Burns Park is a 1700 acre park in North Little Rock, Arkansas. The park features two golf courses, Funland Amusement Park, sports facilities and a camping area.

==History==
About 6,000 acres of land in North Little Rock, Arkansas (at the time called Argenta) were purchased by the United States government between 1900 and 1915. It was used as a training camp for soldiers during World War I called Camp Pike. Fox holes and other remnants of the camp can still be found along the trails and other areas of the park. In 1937, Camp Pike was renamed Camp Robinson and expanded to 48,188 acres during World War II. Camp Robinson was used for basic training and housing prisoners of war. After the war Camp Robinson was declared surplus and the land was divided and sold.

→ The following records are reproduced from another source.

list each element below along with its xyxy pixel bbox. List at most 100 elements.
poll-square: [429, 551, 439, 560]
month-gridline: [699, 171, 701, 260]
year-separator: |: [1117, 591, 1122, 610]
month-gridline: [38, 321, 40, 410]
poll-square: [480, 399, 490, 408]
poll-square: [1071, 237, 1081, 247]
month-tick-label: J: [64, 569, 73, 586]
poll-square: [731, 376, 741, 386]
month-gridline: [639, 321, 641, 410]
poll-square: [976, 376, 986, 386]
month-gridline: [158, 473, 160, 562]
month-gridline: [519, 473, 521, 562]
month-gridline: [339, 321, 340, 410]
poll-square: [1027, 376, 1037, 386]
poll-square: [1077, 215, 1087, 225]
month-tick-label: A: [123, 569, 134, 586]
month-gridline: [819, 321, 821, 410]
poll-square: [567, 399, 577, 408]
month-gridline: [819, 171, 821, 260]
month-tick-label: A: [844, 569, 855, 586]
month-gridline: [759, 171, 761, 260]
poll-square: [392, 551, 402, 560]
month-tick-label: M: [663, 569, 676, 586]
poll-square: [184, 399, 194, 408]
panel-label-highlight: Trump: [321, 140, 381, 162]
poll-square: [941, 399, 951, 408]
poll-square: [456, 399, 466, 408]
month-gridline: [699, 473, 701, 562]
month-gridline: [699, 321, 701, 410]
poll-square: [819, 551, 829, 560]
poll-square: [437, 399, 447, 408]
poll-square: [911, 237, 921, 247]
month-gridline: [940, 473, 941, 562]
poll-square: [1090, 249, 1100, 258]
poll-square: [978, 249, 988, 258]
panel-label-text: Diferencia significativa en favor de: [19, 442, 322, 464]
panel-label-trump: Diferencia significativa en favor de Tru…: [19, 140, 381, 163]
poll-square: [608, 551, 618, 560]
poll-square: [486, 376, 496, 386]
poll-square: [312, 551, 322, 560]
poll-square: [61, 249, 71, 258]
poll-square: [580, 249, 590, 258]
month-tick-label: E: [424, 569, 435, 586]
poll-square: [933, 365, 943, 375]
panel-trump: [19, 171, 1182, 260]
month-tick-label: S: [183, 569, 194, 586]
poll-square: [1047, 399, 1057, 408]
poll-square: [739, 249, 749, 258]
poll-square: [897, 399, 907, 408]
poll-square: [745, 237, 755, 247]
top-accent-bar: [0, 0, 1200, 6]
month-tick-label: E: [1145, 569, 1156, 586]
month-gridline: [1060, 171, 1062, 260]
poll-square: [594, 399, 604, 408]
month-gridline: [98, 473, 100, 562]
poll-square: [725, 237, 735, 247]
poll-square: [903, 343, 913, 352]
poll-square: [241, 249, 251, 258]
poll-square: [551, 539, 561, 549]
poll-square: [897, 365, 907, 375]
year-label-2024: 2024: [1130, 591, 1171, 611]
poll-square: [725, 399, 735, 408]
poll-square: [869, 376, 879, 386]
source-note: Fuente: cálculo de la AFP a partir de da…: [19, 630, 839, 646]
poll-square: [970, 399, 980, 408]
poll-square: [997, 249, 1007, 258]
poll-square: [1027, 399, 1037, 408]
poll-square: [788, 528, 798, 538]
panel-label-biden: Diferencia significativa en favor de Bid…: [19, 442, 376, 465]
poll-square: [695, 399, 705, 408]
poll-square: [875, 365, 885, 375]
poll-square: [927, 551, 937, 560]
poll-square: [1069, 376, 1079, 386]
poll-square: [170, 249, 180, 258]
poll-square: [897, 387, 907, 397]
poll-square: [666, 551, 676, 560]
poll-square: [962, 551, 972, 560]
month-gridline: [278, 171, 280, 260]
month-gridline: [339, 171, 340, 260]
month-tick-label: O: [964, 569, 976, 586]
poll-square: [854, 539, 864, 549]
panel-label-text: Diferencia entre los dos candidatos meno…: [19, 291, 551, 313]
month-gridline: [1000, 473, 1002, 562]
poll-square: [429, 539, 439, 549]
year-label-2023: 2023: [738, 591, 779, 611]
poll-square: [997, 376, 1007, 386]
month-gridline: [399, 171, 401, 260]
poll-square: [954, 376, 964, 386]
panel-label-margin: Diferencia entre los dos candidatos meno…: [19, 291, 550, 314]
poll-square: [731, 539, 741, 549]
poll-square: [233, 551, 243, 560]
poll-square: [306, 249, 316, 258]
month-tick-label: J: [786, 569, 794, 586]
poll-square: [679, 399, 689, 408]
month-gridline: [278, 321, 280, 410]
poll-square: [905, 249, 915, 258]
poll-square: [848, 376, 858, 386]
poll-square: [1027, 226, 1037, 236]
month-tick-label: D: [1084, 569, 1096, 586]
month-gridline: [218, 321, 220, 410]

A local doctor named William Burns started a drive to buy the land and was granted 20,000 dollars to buy the area for a park. He helped build pavilions, roads, trails, and a lake. In 1950, the park was named Burns Park after him.

==Park amenities==

17 Soccer Fields;
Fishing lake;
2 - 1 acre off-leash dog parks;
22 Tennis Courts;
2 - 18 hole golf courses;
2 - 18 hole disc golf courses;
1 - 9 hole disc golf course;
numerous playgrounds, picnic areas, pavilions;
3 outdoor basketball courts;
Softball complex (5 fields);
Youth Baseball complex (7 fields);
RV Camping (52 sites);
Archery Range;
Amusement Park (Funland);
15 miles of natural surface multi-use trails;
6 miles of paved multi-use trails;
Covered Bridge;
Union Pacific Caboose;
World War II Tank;
Old Log Cabin;
Boat launch to the Arkansas River

===Tornado damage===
On March 31, 2023, a tornado formed and moved through the area, causing extensive damage to the park's trees, its baseball field, recently expanded amusement park, and other buildings. It was estimated that the park lost about 10,000 trees from the tornado. Burns Park was closed indefinitely as storm recovery was underway.